Der Verurteilte ist zu einer Gesamtfreiheitsstrafe von sechs Monaten verurteilt; die Vollstreckung der Freiheitsstrafe wurde zur Bewährung ausgesetzt. Die Bewährungszeit wird auf drei Jahre fest und der Verurteilte der Aufsicht und Leitung eines Bewährungshelfers unterstellt.  Den Berichten des zuständigen Bewährungshelfers ist dann zu entnehmen, dass sich die Bewährungsaufsicht von Beginn an schwierig gestaltete. Es fanden zwar vereinzelte Kontakte statt, es gab aber auch wiederholt mehrmonatige Kontaktabbrüche, während derer der Verurteilte mit den Mitteln der Bewährungshilfe in keiner Form erreicht werden konnte.

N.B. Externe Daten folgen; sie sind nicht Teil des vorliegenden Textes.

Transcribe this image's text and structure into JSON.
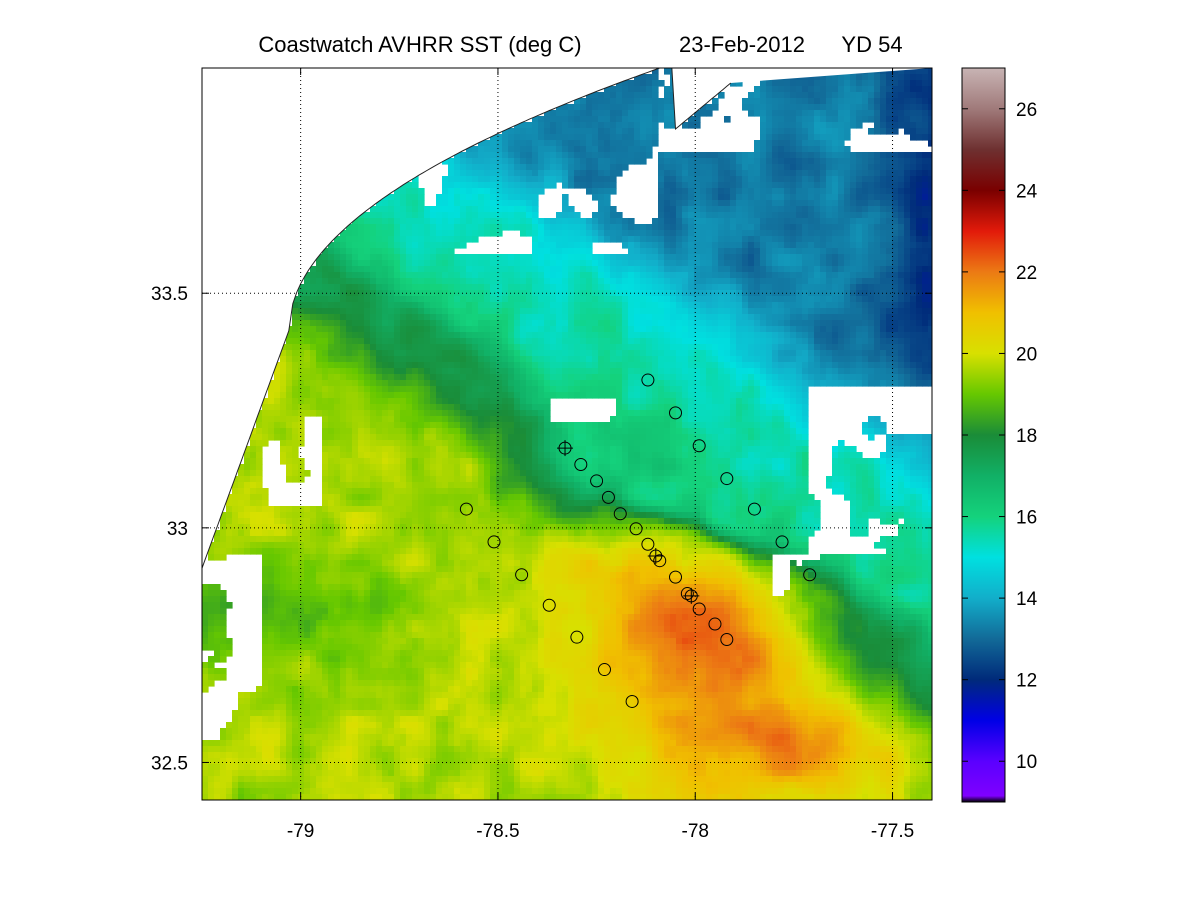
{
  "title": {
    "left": "Coastwatch   AVHRR   SST  (deg C)",
    "date": "23-Feb-2012",
    "yearday": "YD 54"
  },
  "chart_data": {
    "type": "heatmap",
    "variable": "SST",
    "units": "deg C",
    "xlim": [
      -79.25,
      -77.4
    ],
    "ylim": [
      32.42,
      33.98
    ],
    "xticks": [
      -79,
      -78.5,
      -78,
      -77.5
    ],
    "xtick_labels": [
      "-79",
      "-78.5",
      "-78",
      "-77.5"
    ],
    "yticks": [
      32.5,
      33,
      33.5
    ],
    "ytick_labels": [
      "32.5",
      "33",
      "33.5"
    ],
    "grid": "dotted",
    "colorbar": {
      "range": [
        9,
        27
      ],
      "ticks": [
        10,
        12,
        14,
        16,
        18,
        20,
        22,
        24,
        26
      ],
      "tick_labels": [
        "10",
        "12",
        "14",
        "16",
        "18",
        "20",
        "22",
        "24",
        "26"
      ],
      "colormap": [
        {
          "v": 9.0,
          "c": "#000000"
        },
        {
          "v": 9.15,
          "c": "#7f00ff"
        },
        {
          "v": 10.0,
          "c": "#5a00ff"
        },
        {
          "v": 11.0,
          "c": "#0000e6"
        },
        {
          "v": 12.0,
          "c": "#002a7a"
        },
        {
          "v": 13.0,
          "c": "#126a98"
        },
        {
          "v": 14.0,
          "c": "#12aeca"
        },
        {
          "v": 15.0,
          "c": "#00e0e0"
        },
        {
          "v": 16.0,
          "c": "#14d27c"
        },
        {
          "v": 17.0,
          "c": "#11b066"
        },
        {
          "v": 18.0,
          "c": "#1a8c38"
        },
        {
          "v": 19.0,
          "c": "#66c800"
        },
        {
          "v": 20.0,
          "c": "#d8e000"
        },
        {
          "v": 21.0,
          "c": "#f0c000"
        },
        {
          "v": 22.0,
          "c": "#ec7a14"
        },
        {
          "v": 23.0,
          "c": "#e21a0a"
        },
        {
          "v": 24.0,
          "c": "#7a0000"
        },
        {
          "v": 25.0,
          "c": "#6e3030"
        },
        {
          "v": 26.0,
          "c": "#a07a7a"
        },
        {
          "v": 27.0,
          "c": "#c8b4b4"
        }
      ]
    },
    "sst_field_approx": {
      "description": "approximate SST field read from colors",
      "nearshore_north": 13,
      "shelf_mid": 15,
      "gulf_stream_front": 18,
      "southwest_shelf": 19.5,
      "gulf_stream_core": 22,
      "far_east": 20
    },
    "stations_circle": [
      {
        "lon": -78.12,
        "lat": 33.315
      },
      {
        "lon": -78.05,
        "lat": 33.245
      },
      {
        "lon": -77.99,
        "lat": 33.175
      },
      {
        "lon": -77.92,
        "lat": 33.105
      },
      {
        "lon": -77.85,
        "lat": 33.04
      },
      {
        "lon": -77.78,
        "lat": 32.97
      },
      {
        "lon": -77.71,
        "lat": 32.9
      },
      {
        "lon": -78.29,
        "lat": 33.135
      },
      {
        "lon": -78.25,
        "lat": 33.1
      },
      {
        "lon": -78.22,
        "lat": 33.065
      },
      {
        "lon": -78.19,
        "lat": 33.03
      },
      {
        "lon": -78.15,
        "lat": 32.998
      },
      {
        "lon": -78.12,
        "lat": 32.965
      },
      {
        "lon": -78.09,
        "lat": 32.93
      },
      {
        "lon": -78.05,
        "lat": 32.895
      },
      {
        "lon": -78.02,
        "lat": 32.86
      },
      {
        "lon": -77.99,
        "lat": 32.827
      },
      {
        "lon": -77.95,
        "lat": 32.795
      },
      {
        "lon": -77.92,
        "lat": 32.762
      },
      {
        "lon": -78.58,
        "lat": 33.04
      },
      {
        "lon": -78.51,
        "lat": 32.97
      },
      {
        "lon": -78.44,
        "lat": 32.9
      },
      {
        "lon": -78.37,
        "lat": 32.835
      },
      {
        "lon": -78.3,
        "lat": 32.767
      },
      {
        "lon": -78.23,
        "lat": 32.698
      },
      {
        "lon": -78.16,
        "lat": 32.63
      }
    ],
    "stations_star": [
      {
        "lon": -78.33,
        "lat": 33.17
      },
      {
        "lon": -78.1,
        "lat": 32.94
      },
      {
        "lon": -78.01,
        "lat": 32.855
      }
    ]
  }
}
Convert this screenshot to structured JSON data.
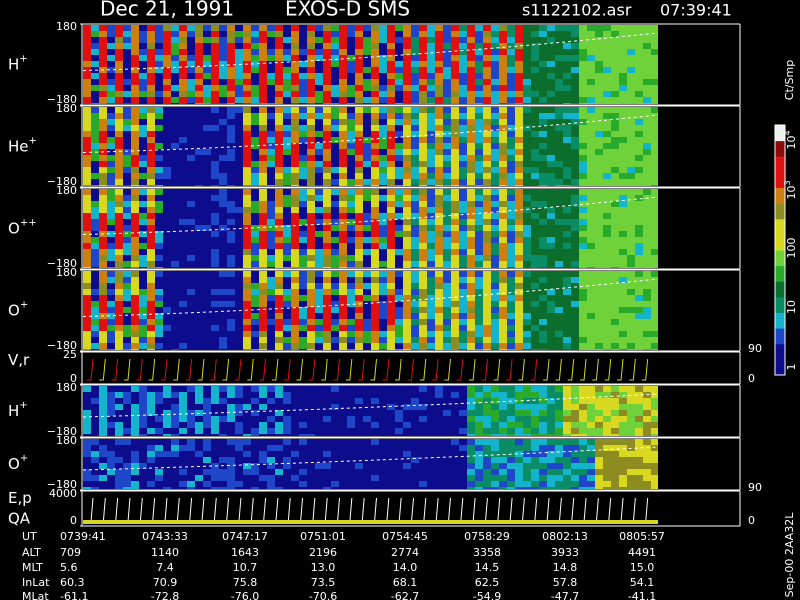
{
  "header": {
    "date": "Dec 21, 1991",
    "instrument": "EXOS-D SMS",
    "file": "s1122102.asr",
    "time": "07:39:41"
  },
  "panels": [
    {
      "label": "H",
      "sup": "+",
      "top": "180",
      "bottom": "−180"
    },
    {
      "label": "He",
      "sup": "+",
      "top": "180",
      "bottom": "−180"
    },
    {
      "label": "O",
      "sup": "++",
      "top": "180",
      "bottom": "−180"
    },
    {
      "label": "O",
      "sup": "+",
      "top": "180",
      "bottom": "−180"
    },
    {
      "label": "V,r",
      "top": "25",
      "bottom": "0",
      "right": [
        "90",
        "0"
      ]
    },
    {
      "label": "H",
      "sup": "+",
      "top": "180",
      "bottom": "−180"
    },
    {
      "label": "O",
      "sup": "+",
      "top": "180",
      "bottom": "−180"
    },
    {
      "label": "E,p",
      "sublabel": "QA",
      "top": "4000",
      "bottom": "0",
      "right": [
        "90",
        "0"
      ]
    }
  ],
  "colorbar": {
    "unit": "Ct/Smp",
    "ticks": [
      {
        "base": "10",
        "sup": "4"
      },
      {
        "base": "10",
        "sup": "3"
      },
      "100",
      "10",
      "1"
    ]
  },
  "footer": "Sep-00 2AA32L",
  "ephemeris": {
    "rows": [
      {
        "label": "UT",
        "values": [
          "0739:41",
          "0743:33",
          "0747:17",
          "0751:01",
          "0754:45",
          "0758:29",
          "0802:13",
          "0805:57"
        ]
      },
      {
        "label": "ALT",
        "values": [
          "709",
          "1140",
          "1643",
          "2196",
          "2774",
          "3358",
          "3933",
          "4491"
        ]
      },
      {
        "label": "MLT",
        "values": [
          "5.6",
          "7.4",
          "10.7",
          "13.0",
          "14.0",
          "14.5",
          "14.8",
          "15.0"
        ]
      },
      {
        "label": "InLat",
        "values": [
          "60.3",
          "70.9",
          "75.8",
          "73.5",
          "68.1",
          "62.5",
          "57.8",
          "54.1"
        ]
      },
      {
        "label": "MLat",
        "values": [
          "-61.1",
          "-72.8",
          "-76.0",
          "-70.6",
          "-62.7",
          "-54.9",
          "-47.7",
          "-41.1"
        ]
      }
    ]
  }
}
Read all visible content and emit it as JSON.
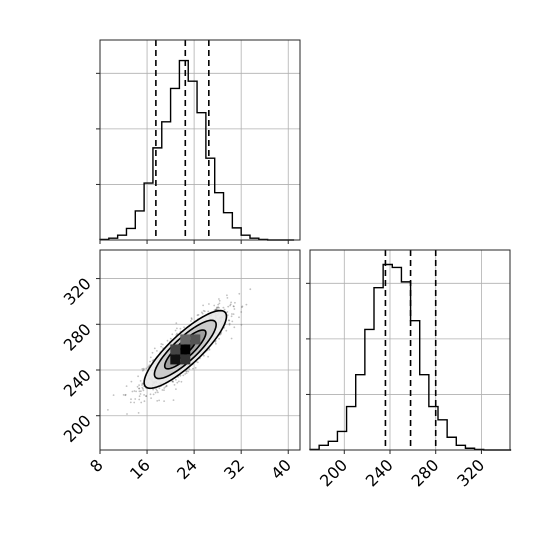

Seit dem 01.04.2021 befindet sich der Verurteilte dann in anderer Sache in Strafhaft, das Strafende ist auf den 05.05.2023 notiert.

Die Strafvollstreckungskammer hat die Strafaussetzung zur Bewährung wegen beharrlichen Sich-Entziehens der Bewährungsaufsicht nach § 56f Abs.1 S. 1 Nr. 2 StGB widerrufen. Dagegen das Rechtsmittel, das beim OLG Saarbrücken mit dem OLG Saarbrücken, Beschl. v. 03.11.2021 – 4 Ws 162/21 – Erfolg hatte:

„Die Aufhebung des angefochtenen Beschlusses ist deshalb veranlasst, weil die tatbestandlichen Voraussetzungen für den Widerruf der Strafaussetzung nach § 56f Abs.1 S.1 Nr.2, 2. Alt. StGB im vorliegenden Fall nicht gegeben sind. Danach widerruft das Gericht die Strafaussetzung, wenn die verurteilte Person sich der Aufsicht und Leitung des Bewährungshelfers beharrlich entzieht und dadurch Anlass zu der Besorgnis gibt, dass sie erneut Straftaten begehen wird. Demnach verlangt   § 56f StGB, seinem Charakter als Muss-Vorschrift mit möglicherweise harten Konsequenzen entsprechend, Umstände von einer gesteigerten Erheblichkeit (Groß/Kett-Straub in: MüKo, StGB, 4. Auflage, § 56f Rdnr.14). Das Merkmal „beharrlich“ stellt dabei nicht auf die Schwere der Verfehlung im Einzelfall ab, sondern enthält eine Wiederholungskomponente: Es genügt nicht der einmalige, vielleicht sogar „grobe“ Verstoß, sondern dieser muss sich fortsetzen und, ggf. im Zusammenhang mit der bekanntgewordenen Einstellung des Verurteilten, den Schluss erlauben, dass er auch in Zukunft der Weisung keine Folge leisten wird (MüKo a.a.O., Rdnr.15). Eine ablehnende Haltung gegen die erteilte Weisung kann insbesondere aus andauerndem Verhalten (Flucht, Sich-Verstecken) abgeleitet werden (vgl. Kinzig in: Schönke/Schröder, StGB, 30. Auflage, § 56f Rdnr.14), das dazu führt, dass die Bewährungshilfe den Einfluss auf den Verurteilten insgesamt verliert (vgl. Hubrach in: LK, StGB, 12. Auflage, § 56f Rdnr.22; Trüg in: Leibold/Tsambikakis/Zöller, StGB, 3. Auflage, § 56f Rdnr.19 m.w.N.).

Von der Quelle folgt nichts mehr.